Thursday, October 22, 2020

COVIDiary: What a Long, Strange Trip

Sigh. A long, strange never-ending trip. 

We're finishing up the 9th week of virtual school, and I'm still in awe of the teachers. The amount of work they put into ensuring a variety of teaching methods, learning tools, apps and off-computer assignments that allows for just about every learning style is truly amazing. They seem to work around the clock, as assignments come through at all hours of the day and night. 

As a writer I'm particularly impressed with the amount of writing the kids have to do, both the 2nd graders and the 5th graders. All are getting well-schooled in grammar and parts of speech. Punctuation, capitalization, and neat handwriting count. Dramatic and information narratives, short dramas, and writing exercises for, yes, language arts, but also math, science, and social studies are required several times a week. Glad they're all getting lots of practice in expressing themselves effectively.

Virtual learning has its ups and downs - so much freedom and variety, but a lot of extra work for everyone (especially the teachers) and just plain ol' missing the structure of being at school, being with friends. 

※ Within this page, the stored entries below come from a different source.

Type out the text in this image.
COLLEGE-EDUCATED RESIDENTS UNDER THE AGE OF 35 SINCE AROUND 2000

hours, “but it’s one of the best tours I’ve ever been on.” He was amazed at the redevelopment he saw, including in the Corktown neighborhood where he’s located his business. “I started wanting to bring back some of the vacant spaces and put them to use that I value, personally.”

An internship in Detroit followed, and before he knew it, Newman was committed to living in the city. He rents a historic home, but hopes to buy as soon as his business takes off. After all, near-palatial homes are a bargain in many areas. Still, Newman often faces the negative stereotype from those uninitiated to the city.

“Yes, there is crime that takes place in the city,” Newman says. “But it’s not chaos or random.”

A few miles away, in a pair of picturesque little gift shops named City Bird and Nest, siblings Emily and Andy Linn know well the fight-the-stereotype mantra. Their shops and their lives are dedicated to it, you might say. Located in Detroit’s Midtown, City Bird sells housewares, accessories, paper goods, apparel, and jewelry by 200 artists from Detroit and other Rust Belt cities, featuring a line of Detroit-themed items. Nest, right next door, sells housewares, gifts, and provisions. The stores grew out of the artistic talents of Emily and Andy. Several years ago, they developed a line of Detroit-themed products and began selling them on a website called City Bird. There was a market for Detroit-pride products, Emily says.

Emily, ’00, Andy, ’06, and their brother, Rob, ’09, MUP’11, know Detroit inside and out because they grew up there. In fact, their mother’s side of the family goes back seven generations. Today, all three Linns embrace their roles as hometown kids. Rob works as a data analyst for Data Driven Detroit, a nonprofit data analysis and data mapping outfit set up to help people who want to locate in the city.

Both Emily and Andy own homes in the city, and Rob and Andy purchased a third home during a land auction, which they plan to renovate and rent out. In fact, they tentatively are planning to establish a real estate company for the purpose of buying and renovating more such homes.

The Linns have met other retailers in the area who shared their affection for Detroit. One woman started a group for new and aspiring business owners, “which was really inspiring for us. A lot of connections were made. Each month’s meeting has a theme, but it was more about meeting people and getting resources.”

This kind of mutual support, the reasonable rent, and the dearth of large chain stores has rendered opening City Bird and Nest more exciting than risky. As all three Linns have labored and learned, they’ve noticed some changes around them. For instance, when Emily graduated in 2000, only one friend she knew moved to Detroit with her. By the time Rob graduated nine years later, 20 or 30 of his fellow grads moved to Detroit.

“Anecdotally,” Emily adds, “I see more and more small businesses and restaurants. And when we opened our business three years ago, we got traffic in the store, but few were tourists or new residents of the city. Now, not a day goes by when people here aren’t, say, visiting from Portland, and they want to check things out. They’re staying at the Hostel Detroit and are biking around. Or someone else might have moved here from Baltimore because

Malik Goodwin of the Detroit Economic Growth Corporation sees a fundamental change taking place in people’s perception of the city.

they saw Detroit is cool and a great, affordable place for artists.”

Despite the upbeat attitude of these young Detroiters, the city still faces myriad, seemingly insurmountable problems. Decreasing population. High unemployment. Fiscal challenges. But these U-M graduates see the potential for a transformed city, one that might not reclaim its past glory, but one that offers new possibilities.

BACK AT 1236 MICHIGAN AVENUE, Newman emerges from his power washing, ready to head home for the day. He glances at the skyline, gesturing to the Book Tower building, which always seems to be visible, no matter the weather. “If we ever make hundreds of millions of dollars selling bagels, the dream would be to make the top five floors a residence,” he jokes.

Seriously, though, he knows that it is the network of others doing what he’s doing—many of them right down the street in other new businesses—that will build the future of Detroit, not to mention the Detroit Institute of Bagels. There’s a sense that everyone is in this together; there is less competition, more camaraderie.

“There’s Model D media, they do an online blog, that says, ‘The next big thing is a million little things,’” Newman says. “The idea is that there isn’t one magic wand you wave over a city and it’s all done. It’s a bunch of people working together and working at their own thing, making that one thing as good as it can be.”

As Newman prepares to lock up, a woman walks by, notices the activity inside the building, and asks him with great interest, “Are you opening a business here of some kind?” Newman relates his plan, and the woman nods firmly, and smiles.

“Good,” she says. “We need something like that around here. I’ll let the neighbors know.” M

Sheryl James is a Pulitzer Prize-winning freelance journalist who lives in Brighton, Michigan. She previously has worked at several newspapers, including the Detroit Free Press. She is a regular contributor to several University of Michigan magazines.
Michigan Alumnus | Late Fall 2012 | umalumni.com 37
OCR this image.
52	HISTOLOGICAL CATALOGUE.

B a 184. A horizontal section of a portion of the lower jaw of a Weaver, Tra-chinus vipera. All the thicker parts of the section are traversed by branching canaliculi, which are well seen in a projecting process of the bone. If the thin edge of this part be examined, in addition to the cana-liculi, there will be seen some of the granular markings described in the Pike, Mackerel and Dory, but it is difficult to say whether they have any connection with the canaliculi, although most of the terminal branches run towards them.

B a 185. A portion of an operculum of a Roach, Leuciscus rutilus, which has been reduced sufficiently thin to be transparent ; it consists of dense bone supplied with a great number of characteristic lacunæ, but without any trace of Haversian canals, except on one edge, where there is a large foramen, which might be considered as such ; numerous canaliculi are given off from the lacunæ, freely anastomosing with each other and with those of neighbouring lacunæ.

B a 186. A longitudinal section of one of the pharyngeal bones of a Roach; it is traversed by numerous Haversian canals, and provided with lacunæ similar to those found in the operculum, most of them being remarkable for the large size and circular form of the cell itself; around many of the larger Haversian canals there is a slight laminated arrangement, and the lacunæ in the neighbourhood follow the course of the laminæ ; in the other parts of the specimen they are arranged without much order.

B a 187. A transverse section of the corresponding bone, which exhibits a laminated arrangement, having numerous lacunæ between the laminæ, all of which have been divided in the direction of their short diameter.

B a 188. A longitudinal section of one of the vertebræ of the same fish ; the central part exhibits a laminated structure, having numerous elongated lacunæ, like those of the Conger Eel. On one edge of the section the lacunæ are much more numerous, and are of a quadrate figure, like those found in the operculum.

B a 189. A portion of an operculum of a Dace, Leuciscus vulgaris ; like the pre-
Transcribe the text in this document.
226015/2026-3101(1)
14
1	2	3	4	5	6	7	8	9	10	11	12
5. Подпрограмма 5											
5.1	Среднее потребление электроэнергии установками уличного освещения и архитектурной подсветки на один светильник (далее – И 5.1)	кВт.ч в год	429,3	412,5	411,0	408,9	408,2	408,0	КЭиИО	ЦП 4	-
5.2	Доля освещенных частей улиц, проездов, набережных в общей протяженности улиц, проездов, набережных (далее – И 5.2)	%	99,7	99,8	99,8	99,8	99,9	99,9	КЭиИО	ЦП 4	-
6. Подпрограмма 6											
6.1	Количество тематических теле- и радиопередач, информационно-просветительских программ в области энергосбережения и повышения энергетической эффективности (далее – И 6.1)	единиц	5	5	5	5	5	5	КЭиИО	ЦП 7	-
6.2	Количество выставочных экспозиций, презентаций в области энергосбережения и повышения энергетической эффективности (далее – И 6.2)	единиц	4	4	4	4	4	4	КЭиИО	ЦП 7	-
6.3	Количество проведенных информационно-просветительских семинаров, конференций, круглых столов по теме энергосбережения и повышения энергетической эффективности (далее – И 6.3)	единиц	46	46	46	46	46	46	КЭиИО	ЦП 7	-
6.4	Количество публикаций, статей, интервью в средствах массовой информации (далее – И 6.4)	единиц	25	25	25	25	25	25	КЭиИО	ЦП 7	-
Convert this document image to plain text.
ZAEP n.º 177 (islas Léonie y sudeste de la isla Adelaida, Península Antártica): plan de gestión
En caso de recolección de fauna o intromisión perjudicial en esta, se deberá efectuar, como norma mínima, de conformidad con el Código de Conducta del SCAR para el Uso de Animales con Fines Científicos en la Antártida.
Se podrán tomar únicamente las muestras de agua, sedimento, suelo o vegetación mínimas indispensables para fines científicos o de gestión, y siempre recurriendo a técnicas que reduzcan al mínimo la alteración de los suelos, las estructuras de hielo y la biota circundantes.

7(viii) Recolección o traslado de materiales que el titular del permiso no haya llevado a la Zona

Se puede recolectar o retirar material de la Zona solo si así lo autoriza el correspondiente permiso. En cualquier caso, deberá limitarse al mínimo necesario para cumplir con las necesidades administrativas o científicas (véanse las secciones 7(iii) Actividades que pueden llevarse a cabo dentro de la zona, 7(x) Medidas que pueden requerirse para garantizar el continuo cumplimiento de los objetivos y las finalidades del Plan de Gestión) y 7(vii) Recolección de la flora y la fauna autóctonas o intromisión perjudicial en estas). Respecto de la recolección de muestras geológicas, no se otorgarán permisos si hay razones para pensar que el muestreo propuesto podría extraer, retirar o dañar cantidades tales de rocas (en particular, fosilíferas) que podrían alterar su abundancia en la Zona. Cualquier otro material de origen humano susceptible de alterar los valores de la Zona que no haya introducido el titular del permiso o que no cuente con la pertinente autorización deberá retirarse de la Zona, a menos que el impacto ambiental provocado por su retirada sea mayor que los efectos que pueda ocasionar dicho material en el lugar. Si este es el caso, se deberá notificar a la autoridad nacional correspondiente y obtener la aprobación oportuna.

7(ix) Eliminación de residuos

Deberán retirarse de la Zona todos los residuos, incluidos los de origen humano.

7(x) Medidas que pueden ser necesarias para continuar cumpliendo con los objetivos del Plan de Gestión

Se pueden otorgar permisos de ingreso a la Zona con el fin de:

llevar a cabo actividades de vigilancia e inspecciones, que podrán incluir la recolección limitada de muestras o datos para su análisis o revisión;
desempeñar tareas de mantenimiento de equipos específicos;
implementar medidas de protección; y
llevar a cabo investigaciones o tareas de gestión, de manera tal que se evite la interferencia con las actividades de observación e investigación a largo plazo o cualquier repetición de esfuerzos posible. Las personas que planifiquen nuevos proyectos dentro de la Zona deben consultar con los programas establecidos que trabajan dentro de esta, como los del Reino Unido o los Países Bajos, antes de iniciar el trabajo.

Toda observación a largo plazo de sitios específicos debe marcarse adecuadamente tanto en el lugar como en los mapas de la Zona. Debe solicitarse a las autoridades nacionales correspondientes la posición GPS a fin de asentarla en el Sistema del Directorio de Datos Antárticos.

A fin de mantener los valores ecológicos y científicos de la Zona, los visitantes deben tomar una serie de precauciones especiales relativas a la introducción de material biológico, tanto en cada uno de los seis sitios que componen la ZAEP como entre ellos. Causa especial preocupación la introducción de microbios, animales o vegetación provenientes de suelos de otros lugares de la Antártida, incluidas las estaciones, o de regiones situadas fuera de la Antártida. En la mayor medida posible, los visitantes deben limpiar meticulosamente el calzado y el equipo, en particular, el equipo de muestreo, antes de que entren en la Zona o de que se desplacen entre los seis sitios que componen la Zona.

And I have to admit - inwardly screaming, actually - that I'm tired. Working six days a week - three with the kids and three at the History Center - is testing me right now. It's a physical thing, but it's more than that. I feel dispirited. Part of it is this crazy virus, certainly, but it's also the awful things that Trump has foisted upon our nation and the stress of worrying about the upcoming election and its outcome. (Yes, I've voted and my ballot received and accepted.)

This could have been a time when we all came together to fight COVID-19, saving lives, the economy, and everyone's mental and emotional health. But this awful, low IQ, vindictive scam artist creep that a minority of us put into power has made everything - everything! - worse. I want him and everyone in his government gone. Out. Never to be heard of again.

So, yes, months of stress and feeling helpless and hopeless wears on one. Throw in working a 6-day week, and I'm beginning to sink. Even all the Halloween candy and horror films aren't doing much to bring me cheer. 

But like everybody else right now, I have no choice but to stay on this long, strange trip carrying a tiny  candle of hope that we'll turn a corner and behold a better world. 

So, fellow travelers, let's link arms and hold each other up as we struggle along. [insert hopeful Depression Era song here] Sigh.


Tuesday, October 13, 2020

City Limits: How Horror Films Made Me a City-Dweller

I love horror films, and if I've learned one thing from all my scary movie-watching it's never, ever leave the big city. 

Great horror stories - I mean really good ones - are hard to come by. Alas, most horror films since the 1970s seem to follow a few templates that wear thin after a while. Those story templates are:

Family living in New York/Chicago/Boston/London experiences some kind of trauma or upheaval  (impending divorce, death of a child, loss of a job, or all three) and believing that somehow leaving the city behind will solve things, hightails it to some small village or bucolic setting to start anew. Unfortunately, horrors beyond all imagining await them in these little idyllic burgs - ancient curses, possessed houses, creepy yokel neighbors - that make anything NYC can throw at 'em look positively Disney-esque. 

or

A group of villagers hiding a big secret causes something unspeakable to happen to one of the townspeople or to some poor schlub just driving through. Do not stop in a small town, city people. You'll be sorry. Especially if the townfolks' eyes are just a little too far apart. Also, don't stop in a cornfield.

or

College students leaving trendy campus for fall/winter/spring/summer break, heading to a remote mountain or lake cabin, only to end up chopped to bits by inbred goofballs or monsters from the deep woods or lake.  

These repetitive tropes, however, serve up an important lesson: bad things happen when you leave the city. I don't care how cute a cabin is or how peaceful that sweet small town looks, it's all a murderous, bloody facade. Flee the bright lights at your peril, children. 

Now, there is the occasional city-horror story - Rosemary's Baby, Devil's Advocate, and several films about haunted rent-controlled apartments left to broke, unsuspecting relatives - but none are as terrifying as venturing outside the city limits to small-town or countryside locales. Anyway, who can turn down a fabulous apartment at the Dakota with Ruth Gordon as a next door neighbor, eh? Makes baby-devil worth it, I say. And a rent-controlled apartment? Shoot, who cares if it's haunted? I mean, even after bad things happen, you can forget it all by going to a Broadway show or a museum. 

So I'll take my chances in the chaos of city life. The crimes are predictable, and by taking a few precautions can usually be prevented. Besides, all sorts of weirdness and horror await in small-town Maine or on that Spanish moss approach to a Louisiana mansion or inside the rustic mountain cabin belonging to crazy grandpa. 

I'm a city girl, and I'll take the Dakota and Ruth Gordon every time.